The total phonon DOS is an incoherent sum of contributions of individual atoms forming the system under study and is related by the time-frequency Fourier transform to its spherically integrated (averaged) inelastic scattering cross-section. For this reason it is often put into connection with incoherent neutron scattering, but this property applies indifferently even to perfectly coherent scatterers. The MP_DOS tool calculates the vibrational (phonon) density of states (DOS) by Fourier transform (using FFT) of the velocity-velocity autocorrelation functions of individual atoms.

All input data, acquired by either of the CELL and BULK input methods, are eligible.

The outcome of this program critically depends on adequate time structure of input data, which on its turn depends on the right choice of the MD simulation dump frequency and trajectory length. The time-frequency FT calls for a contiguous snapshot sequence. As follows from the Fourier transform properties the maximum accessible frequency is related the reciprocal value of the MD trajectory time (dump) step. It should be kept in mind that only half of the apparent range is really effective (the other half is a mirror image of the first one). In case of an insufficient frequency range (time step too large) the S(ω) function will fold over and may bring up unexpected artefacts. The frequency resolution is related to the reciprocal of the MD trajectory time length. The technicalities of the implemented FT algorithm (use of a window function to damp truncation effects) reduce the effective resolution to twice the reciprocal value of the trajectory length.

The resulting DOS can be displayed either with the neutron scattering weights (squared, bcoh2, for comparison with neutron data) or with unit weights (for comparison with other theoretical model results). It should be stressed that there is no way to convert the output DOS from one weighting system to the other one at a later stage. The total DOS is plotted together with selected partials, file output (.PS and .TXT) as specified in the dialogue.

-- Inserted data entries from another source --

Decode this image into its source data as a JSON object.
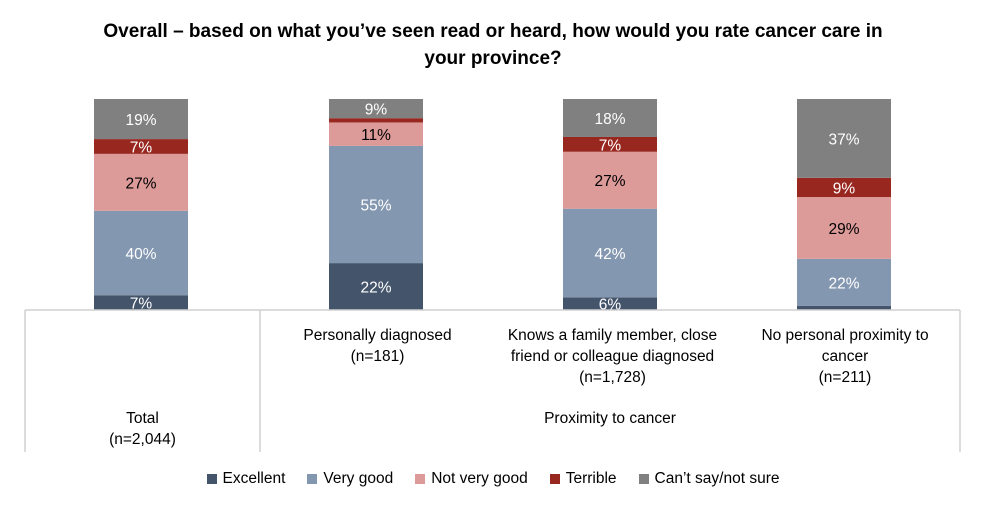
{
  "chart_data": {
    "type": "bar",
    "stacked": true,
    "title": "Overall – based on what you’ve seen read or heard, how would you rate cancer care in your province?",
    "categories": [
      {
        "lines": [
          "Total",
          "(n=2,044)"
        ]
      },
      {
        "lines": [
          "Personally diagnosed",
          "(n=181)"
        ]
      },
      {
        "lines": [
          "Knows a family member, close",
          "friend or colleague diagnosed",
          "(n=1,728)"
        ]
      },
      {
        "lines": [
          "No personal proximity to",
          "cancer",
          "(n=211)"
        ]
      }
    ],
    "group_label": "Proximity to cancer",
    "series": [
      {
        "name": "Excellent",
        "color": "#44546a",
        "label_color": "#ffffff",
        "values": [
          7,
          22,
          6,
          2
        ]
      },
      {
        "name": "Very good",
        "color": "#8497b0",
        "label_color": "#ffffff",
        "values": [
          40,
          55,
          42,
          22
        ]
      },
      {
        "name": "Not very good",
        "color": "#dc9a99",
        "label_color": "#000000",
        "values": [
          27,
          11,
          27,
          29
        ]
      },
      {
        "name": "Terrible",
        "color": "#98271f",
        "label_color": "#ffffff",
        "values": [
          7,
          2,
          7,
          9
        ]
      },
      {
        "name": "Can’t say/not sure",
        "color": "#808080",
        "label_color": "#ffffff",
        "values": [
          19,
          9,
          18,
          37
        ]
      }
    ],
    "labels": [
      [
        "7%",
        "40%",
        "27%",
        "7%",
        "19%"
      ],
      [
        "22%",
        "55%",
        "11%",
        "",
        "9%"
      ],
      [
        "6%",
        "42%",
        "27%",
        "7%",
        "18%"
      ],
      [
        "",
        "22%",
        "29%",
        "9%",
        "37%"
      ]
    ],
    "legend_position": "bottom"
  }
}
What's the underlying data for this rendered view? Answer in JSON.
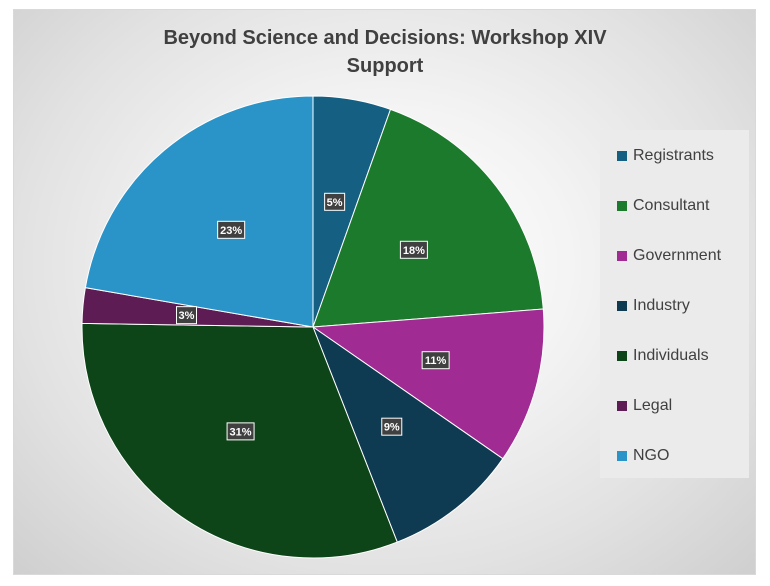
{
  "chart_data": {
    "type": "pie",
    "title": [
      "Beyond Science and Decisions: Workshop XIV",
      "Support"
    ],
    "categories": [
      "Registrants",
      "Consultant",
      "Government",
      "Industry",
      "Individuals",
      "Legal",
      "NGO"
    ],
    "values": [
      5.5,
      18.5,
      11,
      9.5,
      31.5,
      2.5,
      22.5
    ],
    "data_labels": [
      "5%",
      "18%",
      "11%",
      "9%",
      "31%",
      "3%",
      "23%"
    ],
    "colors": [
      "#156082",
      "#1b7a2b",
      "#a02b93",
      "#0e3a52",
      "#0d4518",
      "#5e1c55",
      "#2a93c8"
    ],
    "start_angle_deg": 0,
    "direction": "clockwise",
    "legend_position": "right"
  }
}
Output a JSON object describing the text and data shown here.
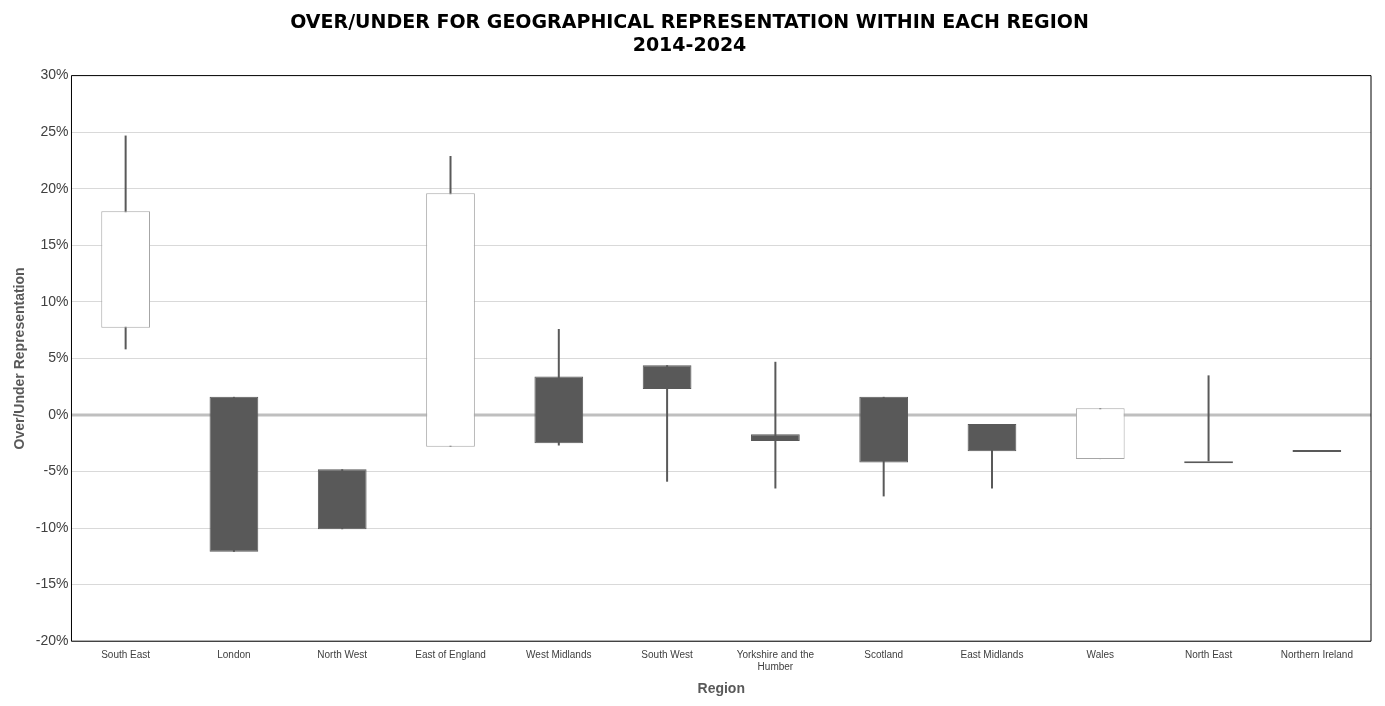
{
  "chart_data": {
    "type": "candlestick",
    "title": "OVER/UNDER FOR GEOGRAPHICAL REPRESENTATION WITHIN EACH REGION\n2014-2024",
    "xlabel": "Region",
    "ylabel": "Over/Under Representation",
    "categories": [
      "South East",
      "London",
      "North West",
      "East of England",
      "West Midlands",
      "South West",
      "Yorkshire and the Humber",
      "Scotland",
      "East Midlands",
      "Wales",
      "North East",
      "Northern Ireland"
    ],
    "ohlc": [
      [
        7.7,
        24.7,
        5.8,
        18.0
      ],
      [
        1.6,
        1.6,
        -12.1,
        -12.1
      ],
      [
        -4.8,
        -4.8,
        -10.1,
        -10.1
      ],
      [
        -2.8,
        22.9,
        -2.8,
        19.6
      ],
      [
        3.4,
        7.6,
        -2.7,
        -2.5
      ],
      [
        4.4,
        4.4,
        -5.9,
        2.3
      ],
      [
        -1.7,
        4.7,
        -6.5,
        -2.3
      ],
      [
        1.6,
        1.6,
        -7.2,
        -4.2
      ],
      [
        -0.8,
        -0.8,
        -6.5,
        -3.2
      ],
      [
        -3.9,
        0.6,
        -3.9,
        0.6
      ],
      [
        -4.1,
        3.5,
        -4.1,
        -4.1
      ],
      [
        -3.1,
        -3.1,
        -3.1,
        -3.1
      ]
    ],
    "colors": [
      "#a6a6a6",
      "#595959",
      "#595959",
      "#a6a6a6",
      "#595959",
      "#595959",
      "#595959",
      "#595959",
      "#595959",
      "#a6a6a6",
      "#595959",
      "#595959"
    ],
    "ylim": [
      -20,
      30
    ],
    "yticks": [
      {
        "value": -20,
        "label": "-20%"
      },
      {
        "value": -15,
        "label": "-15%"
      },
      {
        "value": -10,
        "label": "-10%"
      },
      {
        "value": -5,
        "label": "-5%"
      },
      {
        "value": 0,
        "label": "0%"
      },
      {
        "value": 5,
        "label": "5%"
      },
      {
        "value": 10,
        "label": "10%"
      },
      {
        "value": 15,
        "label": "15%"
      },
      {
        "value": 20,
        "label": "20%"
      },
      {
        "value": 25,
        "label": "25%"
      },
      {
        "value": 30,
        "label": "30%"
      }
    ],
    "grid": "y",
    "ref_lines": [
      {
        "axis": "y",
        "value": 0,
        "color": "#bfbfbf"
      }
    ]
  }
}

NOTE: in most cases the phonon DOS does not exhibit details of energy dependence as sharp as the Q-resolved S(Q,ω) scattering functions. As a consequence MD trajectories of a few hundred snapshots may prove sufficient to obtain useful information. For typical substances with optic phonon frequencies not extending beyond 25THz (≈ 100meV) a snapshot sequence with a 0.02ps time step (time tag difference between two subsequent snapshots) and 10ps total length (500 snapshots) will produce a DOS plot with a step of 0.1THz and an effective resolution (FWHM) of 0.2 THz, capable to provide a useful first insight into the dynamics of the simulated system.